Elle regarda Flammechant, qui haussa les épaules.

— Oui. Les rêves prémonitoires d’An’desha étaient terribles, et je doute qu’ils aient annoncé ce coup de vent, comme tu l’appelles. Il y a eu des « séries de tempêtes magiques » par le passé. Si l’ordre chronologique est inversé, ce coup de vent se transformera en une tempête mémorable.

— Nous devons rassembler autant d’informations que possible, insista An’desha. Il est important de connaître tous les points de perturbation dans le royaume. S’ils suivent une configuration, alors nous pourrons peut-être prévoir quels endroits seront frappés ensuite.

— Nous… enfin, les Tayledras… avons une tâche à accomplir d’urgence, dit Flammechant.
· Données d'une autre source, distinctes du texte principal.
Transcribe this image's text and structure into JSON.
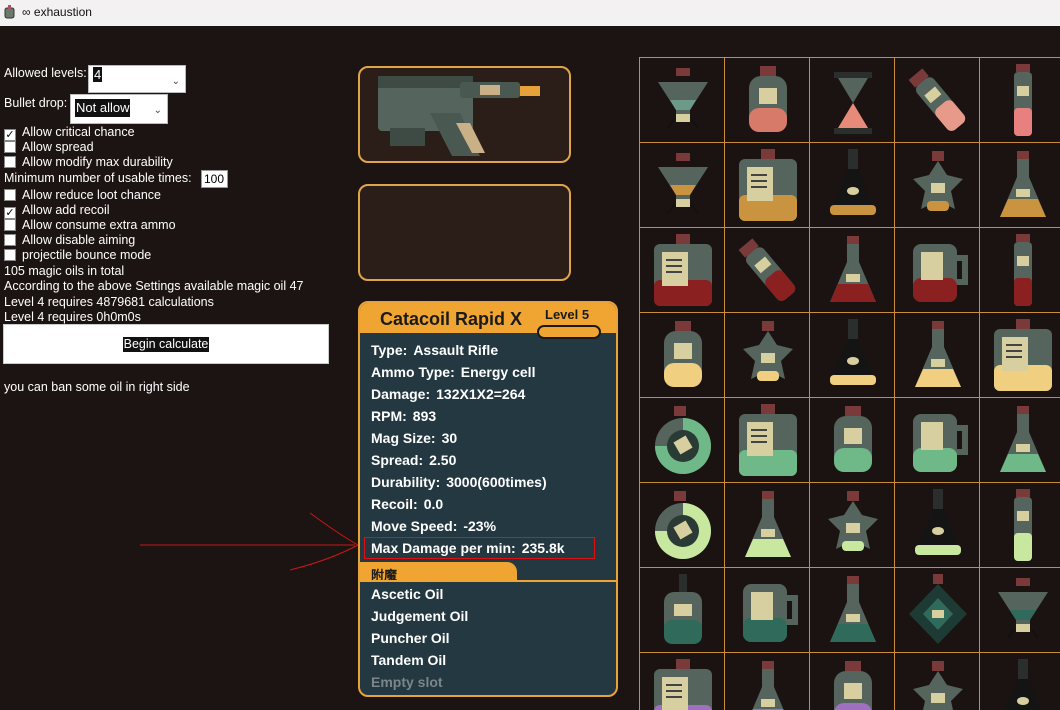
{
  "window": {
    "title": "∞ exhaustion"
  },
  "settings": {
    "allowed_levels_label": "Allowed levels:",
    "allowed_levels_value": "4",
    "bullet_drop_label": "Bullet drop:",
    "bullet_drop_value": "Not allow",
    "checkboxes": [
      {
        "label": "Allow critical chance",
        "checked": true
      },
      {
        "label": "Allow spread",
        "checked": false
      },
      {
        "label": "Allow modify max durability",
        "checked": false
      }
    ],
    "min_usable_label": "Minimum number of usable times:",
    "min_usable_value": "100",
    "checkboxes2": [
      {
        "label": "Allow reduce loot chance",
        "checked": false
      },
      {
        "label": "Allow add recoil",
        "checked": true
      },
      {
        "label": "Allow consume extra ammo",
        "checked": false
      },
      {
        "label": "Allow disable aiming",
        "checked": false
      },
      {
        "label": "projectile bounce mode",
        "checked": false
      }
    ],
    "info_total": " 105 magic oils in total",
    "info_available": "According to the above Settings available magic oil 47",
    "info_calcs": "Level 4 requires 4879681 calculations",
    "info_time": "Level 4 requires 0h0m0s",
    "calc_button": "Begin calculate",
    "ban_hint": "you can ban some oil in right side"
  },
  "weapon": {
    "name": "Catacoil Rapid X",
    "level": "Level 5",
    "stats": [
      {
        "key": "Type:",
        "value": "Assault Rifle"
      },
      {
        "key": "Ammo Type:",
        "value": "Energy cell"
      },
      {
        "key": "Damage:",
        "value": "132X1X2=264"
      },
      {
        "key": "RPM:",
        "value": "893"
      },
      {
        "key": "Mag Size:",
        "value": "30"
      },
      {
        "key": "Spread:",
        "value": "2.50"
      },
      {
        "key": "Durability:",
        "value": "3000(600times)"
      },
      {
        "key": "Recoil:",
        "value": "0.0"
      },
      {
        "key": "Move Speed:",
        "value": "-23%"
      },
      {
        "key": "Max Damage per min:",
        "value": "235.8k"
      }
    ],
    "enchant_label": "附魔",
    "oils": [
      "Ascetic Oil",
      "Judgement Oil",
      "Puncher Oil",
      "Tandem Oil"
    ],
    "empty_slot": "Empty slot"
  },
  "colors": {
    "accent": "#f0a532",
    "card_bg": "#243841",
    "page_bg": "#1c1412",
    "grid_border": "#c98c3a"
  },
  "oil_grid": {
    "columns": 5,
    "items": [
      {
        "icon": "triangle-flask-icon",
        "liquid": "#6b9a8a"
      },
      {
        "icon": "round-jar-icon",
        "liquid": "#d77a6a"
      },
      {
        "icon": "hourglass-icon",
        "liquid": "#e88a7a"
      },
      {
        "icon": "vial-icon",
        "liquid": "#e89a8a"
      },
      {
        "icon": "tube-icon",
        "liquid": "#e88080"
      },
      {
        "icon": "triangle-flask-icon",
        "liquid": "#c9933f"
      },
      {
        "icon": "square-bottle-icon",
        "liquid": "#c9933f"
      },
      {
        "icon": "dark-flask-icon",
        "liquid": "#c9933f"
      },
      {
        "icon": "star-bottle-icon",
        "liquid": "#c9933f"
      },
      {
        "icon": "flask-icon",
        "liquid": "#c9933f"
      },
      {
        "icon": "square-bottle-icon",
        "liquid": "#8a2020"
      },
      {
        "icon": "vial-icon",
        "liquid": "#8a2020"
      },
      {
        "icon": "flask-icon",
        "liquid": "#8a2020"
      },
      {
        "icon": "mug-icon",
        "liquid": "#8a2020"
      },
      {
        "icon": "tube-icon",
        "liquid": "#8a2020"
      },
      {
        "icon": "round-jar-icon",
        "liquid": "#f0d080"
      },
      {
        "icon": "star-bottle-icon",
        "liquid": "#f0d080"
      },
      {
        "icon": "dark-flask-icon",
        "liquid": "#f0d080"
      },
      {
        "icon": "flask-icon",
        "liquid": "#f0d080"
      },
      {
        "icon": "square-bottle-icon",
        "liquid": "#f0d080"
      },
      {
        "icon": "round-flask-icon",
        "liquid": "#6fb888"
      },
      {
        "icon": "square-bottle-icon",
        "liquid": "#6fb888"
      },
      {
        "icon": "round-jar-icon",
        "liquid": "#6fb888"
      },
      {
        "icon": "mug-icon",
        "liquid": "#6fb888"
      },
      {
        "icon": "flask-icon",
        "liquid": "#6fb888"
      },
      {
        "icon": "round-flask-icon",
        "liquid": "#c8e8a0"
      },
      {
        "icon": "flask-icon",
        "liquid": "#c8e8a0"
      },
      {
        "icon": "star-bottle-icon",
        "liquid": "#c8e8a0"
      },
      {
        "icon": "dark-flask-icon",
        "liquid": "#c8e8a0"
      },
      {
        "icon": "tube-icon",
        "liquid": "#c8e8a0"
      },
      {
        "icon": "dropper-icon",
        "liquid": "#2f6a5a"
      },
      {
        "icon": "mug-icon",
        "liquid": "#2f6a5a"
      },
      {
        "icon": "flask-icon",
        "liquid": "#2f6a5a"
      },
      {
        "icon": "diamond-bottle-icon",
        "liquid": "#2f6a5a"
      },
      {
        "icon": "triangle-flask-icon",
        "liquid": "#2f6a5a"
      },
      {
        "icon": "square-bottle-icon",
        "liquid": "#a070c0"
      },
      {
        "icon": "flask-icon",
        "liquid": "#a070c0"
      },
      {
        "icon": "round-jar-icon",
        "liquid": "#a070c0"
      },
      {
        "icon": "star-bottle-icon",
        "liquid": "#a070c0"
      },
      {
        "icon": "dark-flask-icon",
        "liquid": "#a070c0"
      }
    ]
  }
}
Je compte envoyer un message magique à mes parents dès que cette réunion sera terminée. Nous devons protéger nos Pierres-Cœurs derrière les boucliers les plus puissants possibles, y compris celle située sous le Palais. Si nous ne le faisons pas, Tayledras et Valdemariens confondus, nous aurons des Pierres instables, et il sera inutile de nous soucier de la tempête… Car nous serons déjà morts.

An’desha cligna des yeux. Elspeth et Ventnoir pâlirent. Il avait pourtant cru que rien ne pouvait ébranler ces deux-là…

— Alors Ventnoir et moi ferions bien de nous mettre au travail, dit Elspeth en se levant. Le reste attendra.

— Je peux vous aider, si vous voulez, proposa Ulrich. En matière de boucliers, je crois connaître des techniques que vous ignorez…

— Nous en sommes aussi ! renchérit Trey van avec un rire sec. Après tout, nos queues sont en danger !

— Je…, commença An’desha.

Elspeth et Flammechant secouèrent la tête.

— Je sais que tu redoutes une nouvelle incursion dans ces souvenirs, ke’chara, dit Flammechant. Mais s’ils contiennent d’autres informations, j’aimerais que tu les trouves.

— Je vais envoyer un message à k’Leshya, annonça Hydona, pour qu’on nous envoie une copie des chroniques. Peut-être y trouverons-nous des réponses.

— Rris pourrait peut-être nous aider, mais il a tendance à se montrer avare de ses histoires ! (Ce commentaire de Ventnoir déclencha quelques rires nerveux.) Bah, c’est un historien kyree. Peut-être y a-t-il quelque chose au sujet du Cataclysme dans la tradition orale de son peuple.

— Sans doute, dit le prince Daren en se levant. (Il lissa son uniforme blanc.) Bien, je crois que nous avons pressé le citron jusqu’à la dernière goutte. Je vous laisse à vos tâches, et je vais faire mon rapport à Selenay.

Il gagna la porte, puis il se retourna et croisa leur regard à tour de rôle. An’desha ne put le soutenir. Bizarrement, il se sentait coupable de ce qui arrivait.

— Aussi déplaisante que soit ma mission, je n’envie pas les vôtres. Pour la première fois, me voilà bien content de ne pas être un mage. Vous devez vous sentir comme des rameurs essayant de distancer une vague…

Sur ces mots, il partit, et les autres s’éparpillèrent.

An’desha ignorait ce qu’ils ressentaient, mais à son avis, le prince Daren avait très bien résumé la situation.

Malgré les propos pessimistes de Daren, Karal n’était pas prêt à abandonner le combat avant de l’avoir commencé. Il y avait sûrement quelque chose à faire ! Même s’ils ne pouvaient pas empêcher ce qui arrivait, les gens savaient bâtir des habitations capables de résister aux tempêtes. Alors pourquoi ne se construiraient-ils pas un abri contre celle-là ?

Nos ancêtres ont survécu, à l’époque, ou nous ne serions pas là. Il nous faut plus d’informations. Plus nous en saurons, mieux nous pourrons nous préparer.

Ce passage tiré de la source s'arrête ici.